When I go to mass, I am deeply moved by the ritual and symbols of the Catholic faith, the faith of my family through centuries and centuries. I feel a deep reverence for the Virgin Mary even though I know that the Aramaic word from which "virgin" was translated not only does not imply virginity but in fact arguably implies the opposite. In fact, I revere the Christians symbols even though I see them more as the pagan artifacts of Imperial Rome, signifiers of how thoroughly the Romans obliterated the early church and then bothered to preserve only a few of its trappings. And consider Jesus on the Cross. As a symbol, it often strikes me as a morbid and indeed garish relic of primitive anthropology.
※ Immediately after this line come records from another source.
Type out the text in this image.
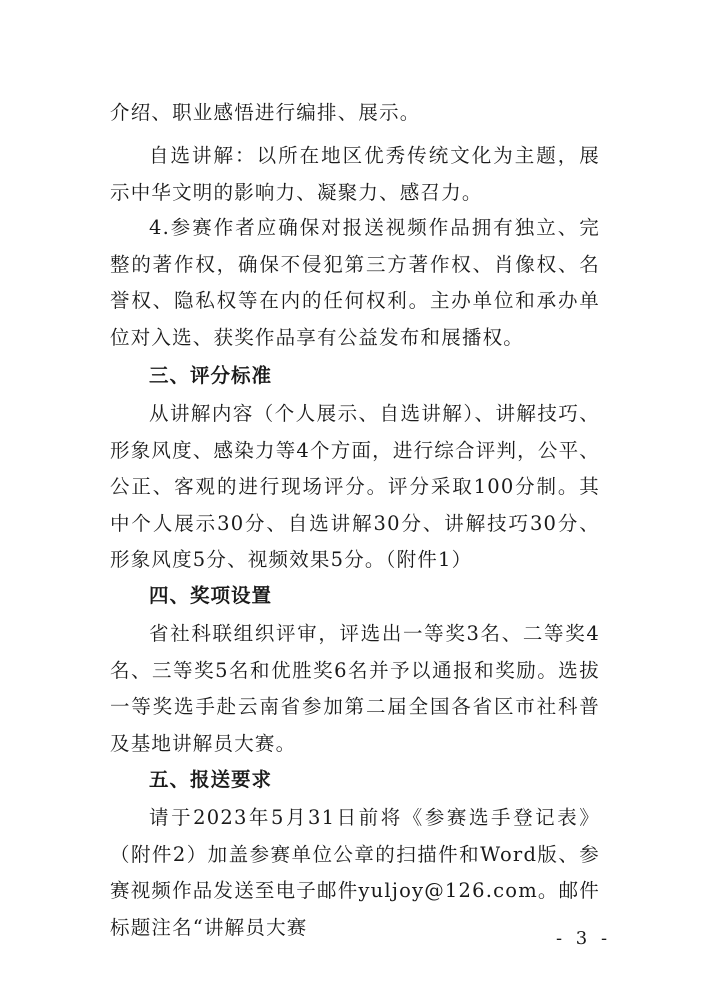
介绍、职业感悟进行编排、展示。

自选讲解：以所在地区优秀传统文化为主题，展示中华文明的影响力、凝聚力、感召力。

4.参赛作者应确保对报送视频作品拥有独立、完整的著作权，确保不侵犯第三方著作权、肖像权、名誉权、隐私权等在内的任何权利。主办单位和承办单位对入选、获奖作品享有公益发布和展播权。

三、评分标准

从讲解内容（个人展示、自选讲解）、讲解技巧、形象风度、感染力等4个方面，进行综合评判，公平、公正、客观的进行现场评分。评分采取100分制。其中个人展示30分、自选讲解30分、讲解技巧30分、形象风度5分、视频效果5分。（附件1）

四、奖项设置

省社科联组织评审，评选出一等奖3名、二等奖4名、三等奖5名和优胜奖6名并予以通报和奖励。选拔一等奖选手赴云南省参加第二届全国各省区市社科普及基地讲解员大赛。

五、报送要求

请于2023年5月31日前将《参赛选手登记表》（附件2）加盖参赛单位公章的扫描件和Word版、参赛视频作品发送至电子邮件yuljoy@126.com。邮件标题注名“讲解员大赛	- 3 -
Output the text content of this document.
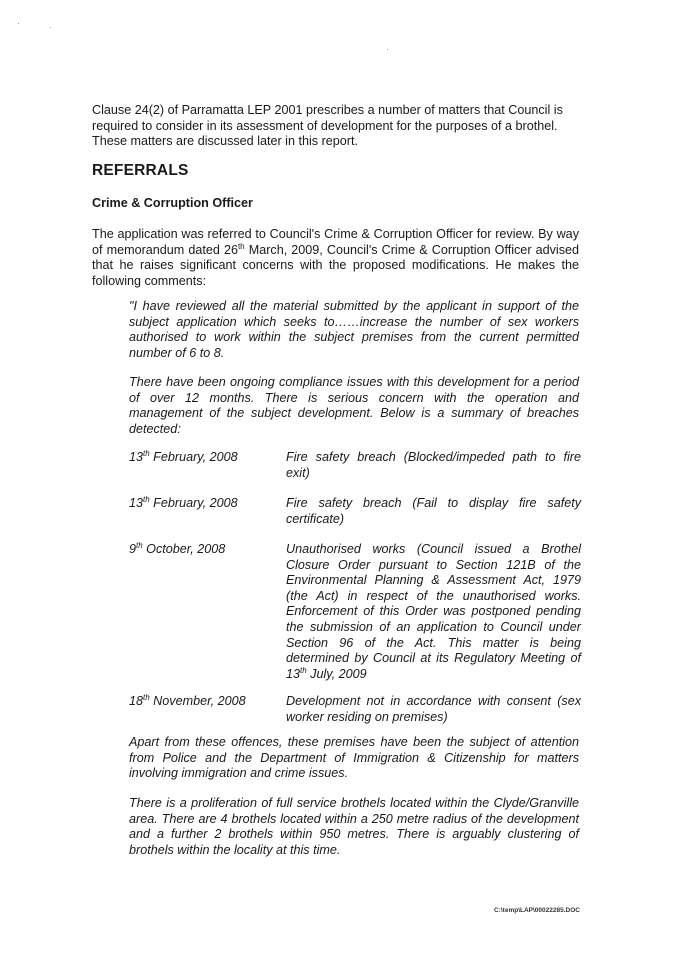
Clause 24(2) of Parramatta LEP 2001 prescribes a number of matters that Council is required to consider in its assessment of development for the purposes of a brothel. These matters are discussed later in this report.

REFERRALS
Crime & Corruption Officer

The application was referred to Council's Crime & Corruption Officer for review. By way of memorandum dated 26th March, 2009, Council's Crime & Corruption Officer advised that he raises significant concerns with the proposed modifications. He makes the following comments:

"I have reviewed all the material submitted by the applicant in support of the subject application which seeks to……increase the number of sex workers authorised to work within the subject premises from the current permitted number of 6 to 8.

There have been ongoing compliance issues with this development for a period of over 12 months. There is serious concern with the operation and management of the subject development. Below is a summary of breaches detected:

13th February, 2008	Fire safety breach (Blocked/impeded path to fire exit)
13th February, 2008	Fire safety breach (Fail to display fire safety certificate)
9th October, 2008	Unauthorised works (Council issued a Brothel Closure Order pursuant to Section 121B of the Environmental Planning & Assessment Act, 1979 (the Act) in respect of the unauthorised works. Enforcement of this Order was postponed pending the submission of an application to Council under Section 96 of the Act. This matter is being determined by Council at its Regulatory Meeting of 13th July, 2009
18th November, 2008	Development not in accordance with consent (sex worker residing on premises)

Apart from these offences, these premises have been the subject of attention from Police and the Department of Immigration & Citizenship for matters involving immigration and crime issues.

There is a proliferation of full service brothels located within the Clyde/Granville area. There are 4 brothels located within a 250 metre radius of the development and a further 2 brothels within 950 metres. There is arguably clustering of brothels within the locality at this time.

C:\temp\LAP\00022285.DOC
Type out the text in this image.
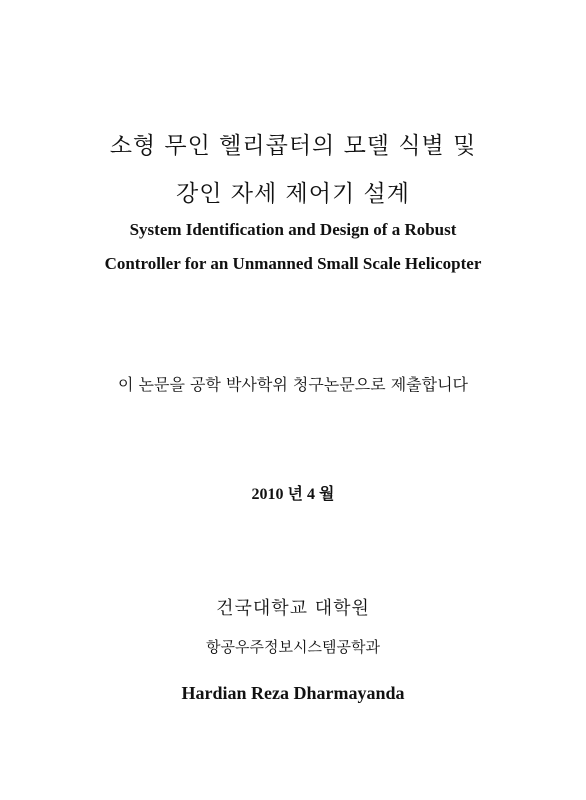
소형 무인 헬리콥터의 모델 식별 및
강인 자세 제어기 설계
System Identification and Design of a Robust
Controller for an Unmanned Small Scale Helicopter
이 논문을 공학 박사학위 청구논문으로 제출합니다
2010 년 4 월
건국대학교 대학원
항공우주정보시스템공학과
Hardian Reza Dharmayanda
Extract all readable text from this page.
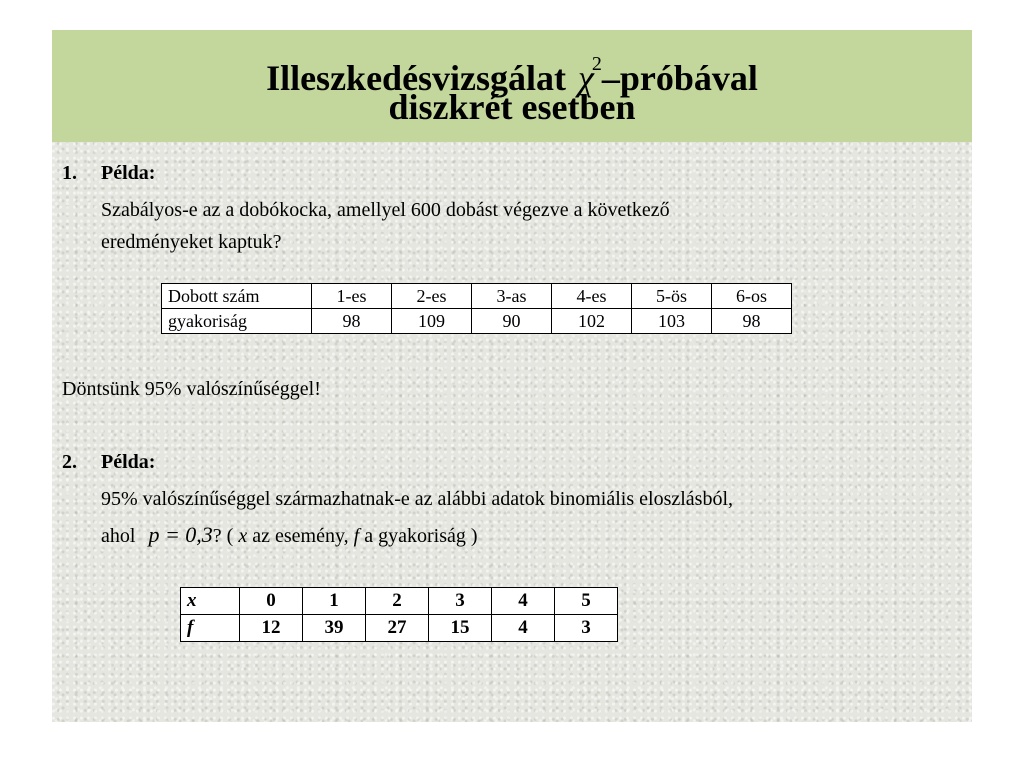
Illeszkedésvizsgálat $\chi^2$–próbával
diszkrét esetben
1. Példa:
Szabályos-e az a dobókocka, amellyel 600 dobást végezve a következő
eredményeket kaptuk?
Dobott szám	1-es	2-es	3-as	4-es	5-ös	6-os
gyakoriság	98	109	90	102	103	98
Döntsünk 95% valószínűséggel!
2. Példa:
95% valószínűséggel származhatnak-e az alábbi adatok binomiális eloszlásból,
ahol p = 0,3? ( x az esemény, f a gyakoriság )
x	0	1	2	3	4	5
f	12	39	27	15	4	3
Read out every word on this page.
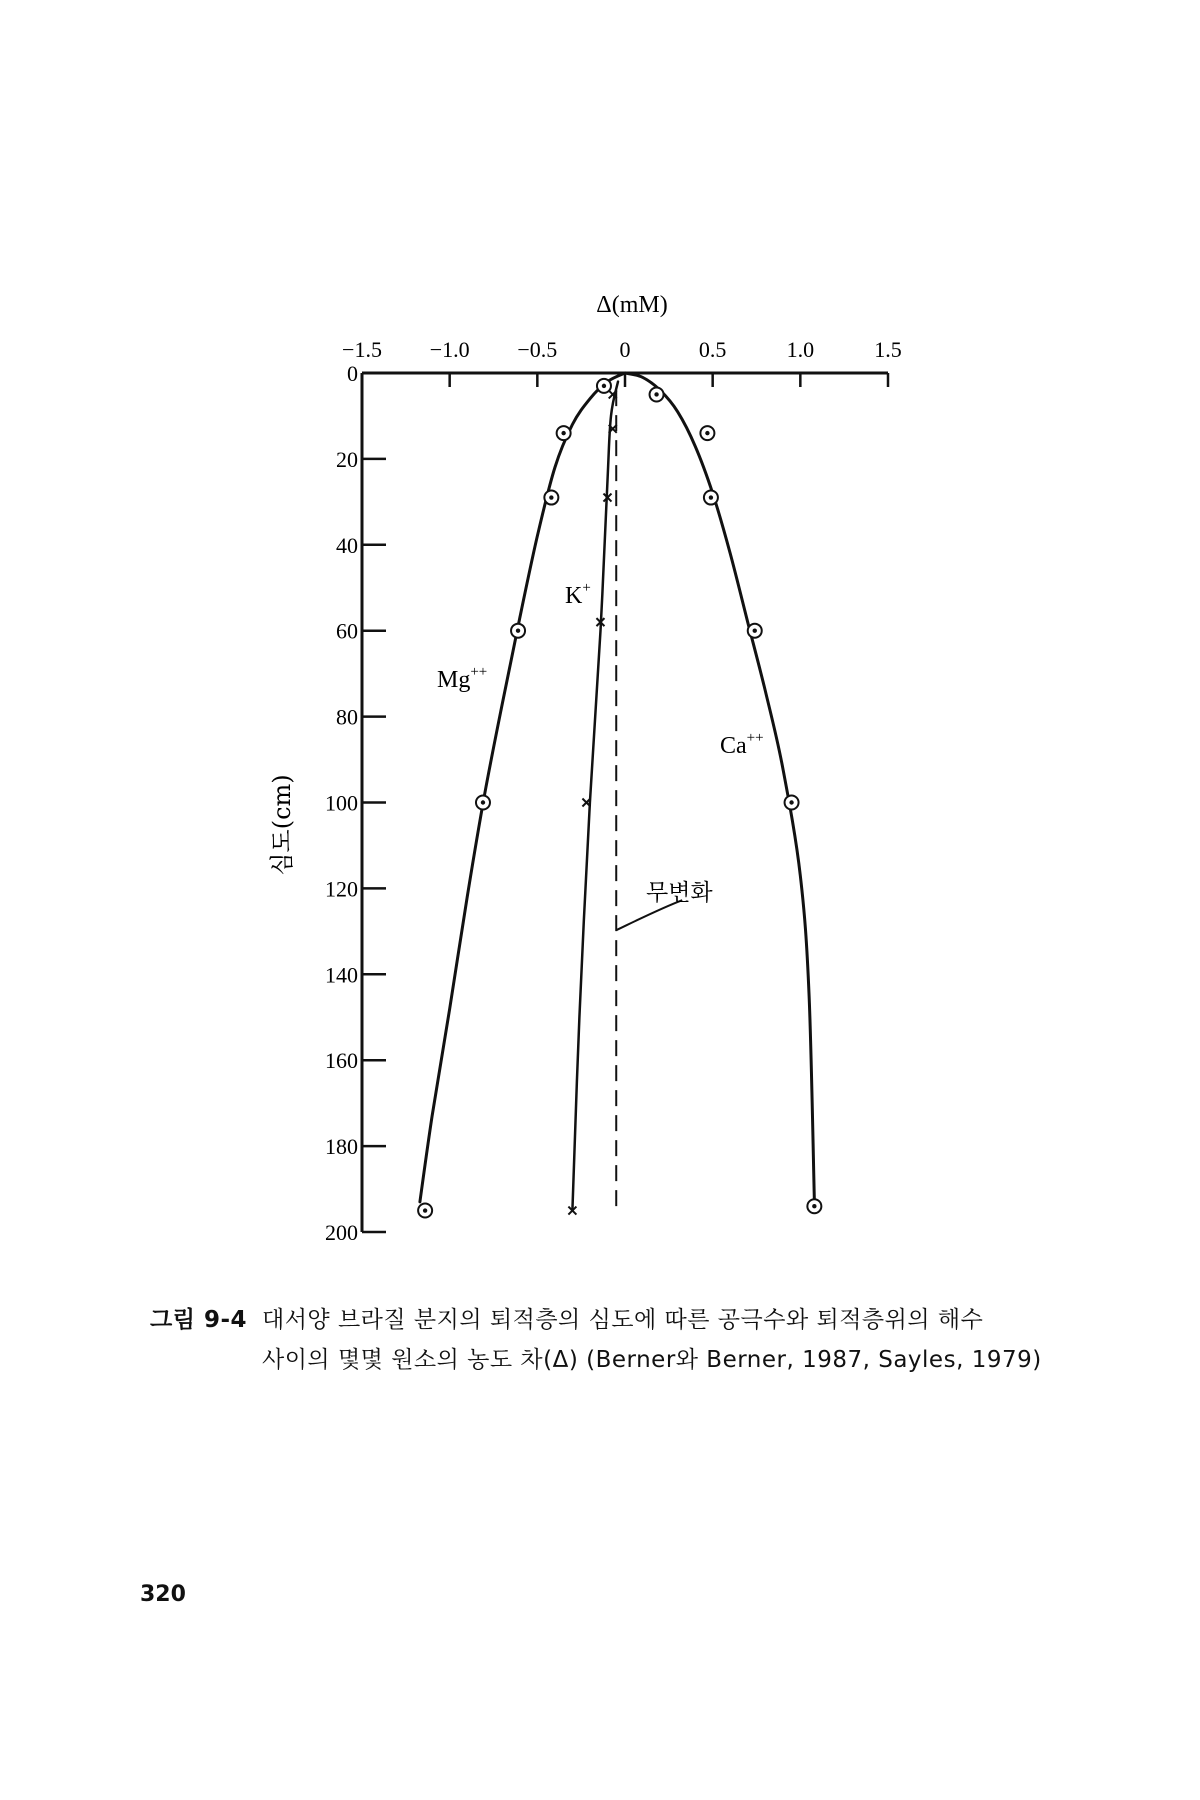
Δ(mM)
−1.5 −1.0 −0.5	0	0.5	1.0	1.5
0
20
40
60
80
100
120
140
160
180
200
심도(cm)
무변화
Mg++
K+
Ca++
그림 9-4 대서양 브라질 분지의 퇴적층의 심도에 따른 공극수와 퇴적층위의 해수
사이의 몇몇 원소의 농도 차(Δ) (Berner와 Berner, 1987, Sayles, 1979)
320
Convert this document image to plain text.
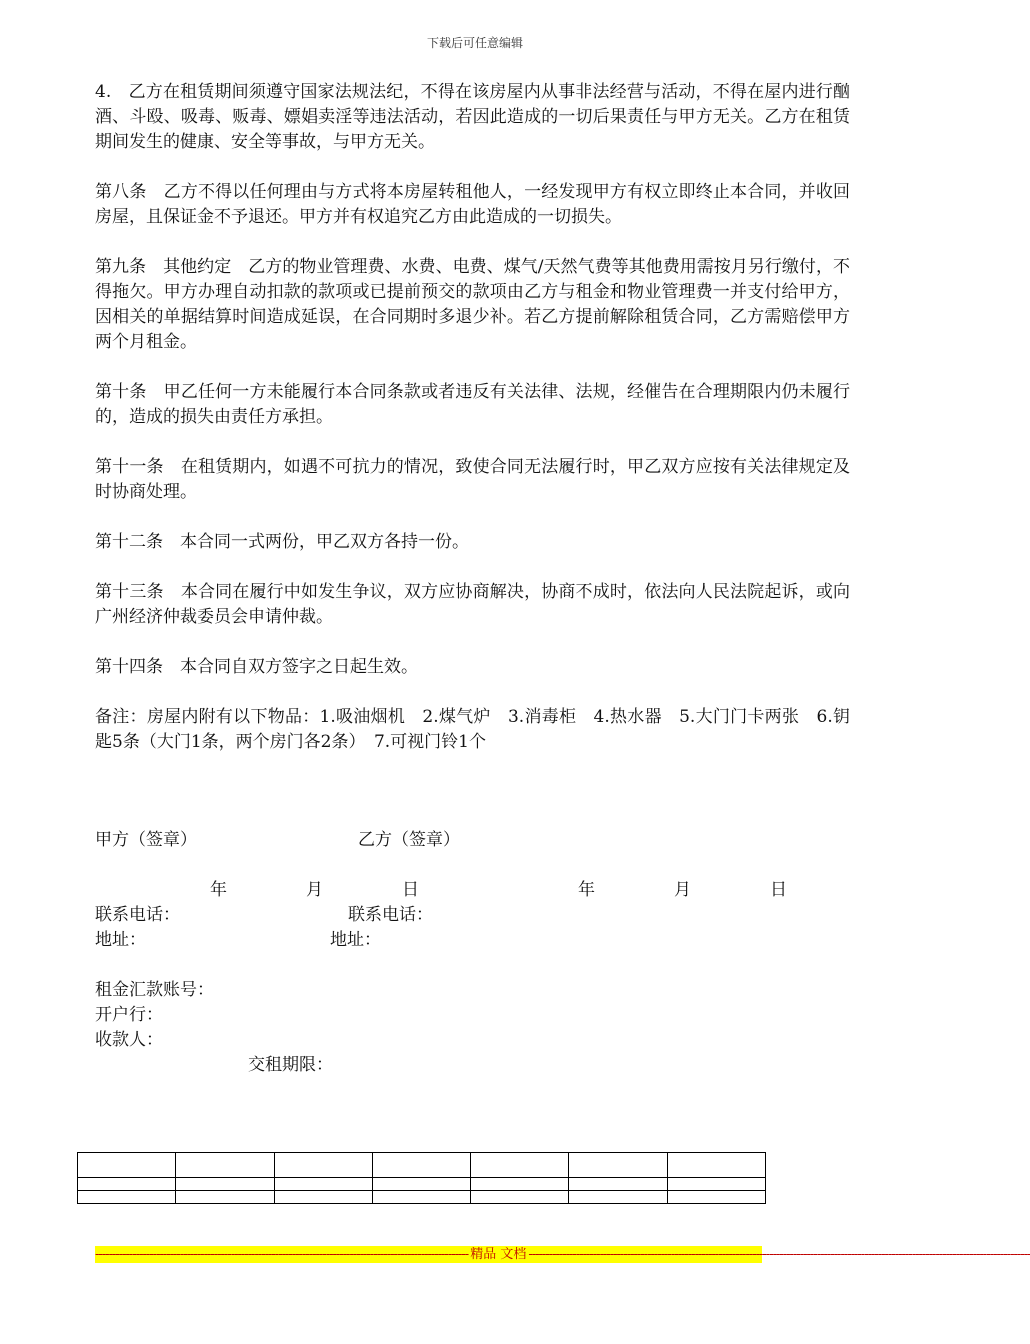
下载后可任意编辑

4.　乙方在租赁期间须遵守国家法规法纪，不得在该房屋内从事非法经营与活动，不得在屋内进行酗酒、斗殴、吸毒、贩毒、嫖娼卖淫等违法活动，若因此造成的一切后果责任与甲方无关。乙方在租赁期间发生的健康、安全等事故，与甲方无关。

第八条　乙方不得以任何理由与方式将本房屋转租他人，一经发现甲方有权立即终止本合同，并收回房屋，且保证金不予退还。甲方并有权追究乙方由此造成的一切损失。

第九条　其他约定　乙方的物业管理费、水费、电费、煤气/天然气费等其他费用需按月另行缴付，不得拖欠。甲方办理自动扣款的款项或已提前预交的款项由乙方与租金和物业管理费一并支付给甲方，因相关的单据结算时间造成延误，在合同期时多退少补。若乙方提前解除租赁合同，乙方需赔偿甲方两个月租金。

第十条　甲乙任何一方未能履行本合同条款或者违反有关法律、法规，经催告在合理期限内仍未履行的，造成的损失由责任方承担。

第十一条　在租赁期内，如遇不可抗力的情况，致使合同无法履行时，甲乙双方应按有关法律规定及时协商处理。

第十二条　本合同一式两份，甲乙双方各持一份。

第十三条　本合同在履行中如发生争议，双方应协商解决，协商不成时，依法向人民法院起诉，或向广州经济仲裁委员会申请仲裁。

第十四条　本合同自双方签字之日起生效。

备注：房屋内附有以下物品：1.吸油烟机　2.煤气炉　3.消毒柜　4.热水器　5.大门门卡两张　6.钥匙5条（大门1条，两个房门各2条）　7.可视门铃1个

甲方（签章）	乙方（签章）
年	月	日	年	月	日
联系电话：	联系电话：
地址：	地址：
租金汇款账号：
开户行：
收款人：
交租期限：

-------------------------------------------------------------------------------------------------------------- 精品 文档 ----------------------------------------------------------------------------------------------------------------------------------------------------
Communion itself is based on a metaphor that is explicitly cannibalistic. From the visiting Martian's point of view, it's as if you were to base an entire religious on a snuff film that gets played at the start of every church service.
And yet for the past 2,000 years, the Cross has been the central symbol of God's love for us, the sacrifice of his only son for our sins, a symbol of the infinite grace and goodness of our Lord, of the source of all things in this vast benevolent universe. Because of what the cross meant and means to other Christians, because of its power to inspire charity, and service, and sacrifice, I worship it too. I'm not a particularly religious man, and I know that violent and brutish societies use religion as a veil for all sorts of heinous crimes. But I also think that when a society is healthy, like ours, religion can be a great good thing. Maybe I'm more Roman than Catholic, but I try to be a good Christian. And I hold the veneration of the venerable to be a civic duty especially for a nation as blessed as ours.
Whether he knows it or not, this description is dripping with a Paglian view of Christianity, which she ultimately holds as a respository of a vast symbol system; precisely why, not as literal truth but rather as allegorical poetry, Christianity is so important, especially for working artists of the West.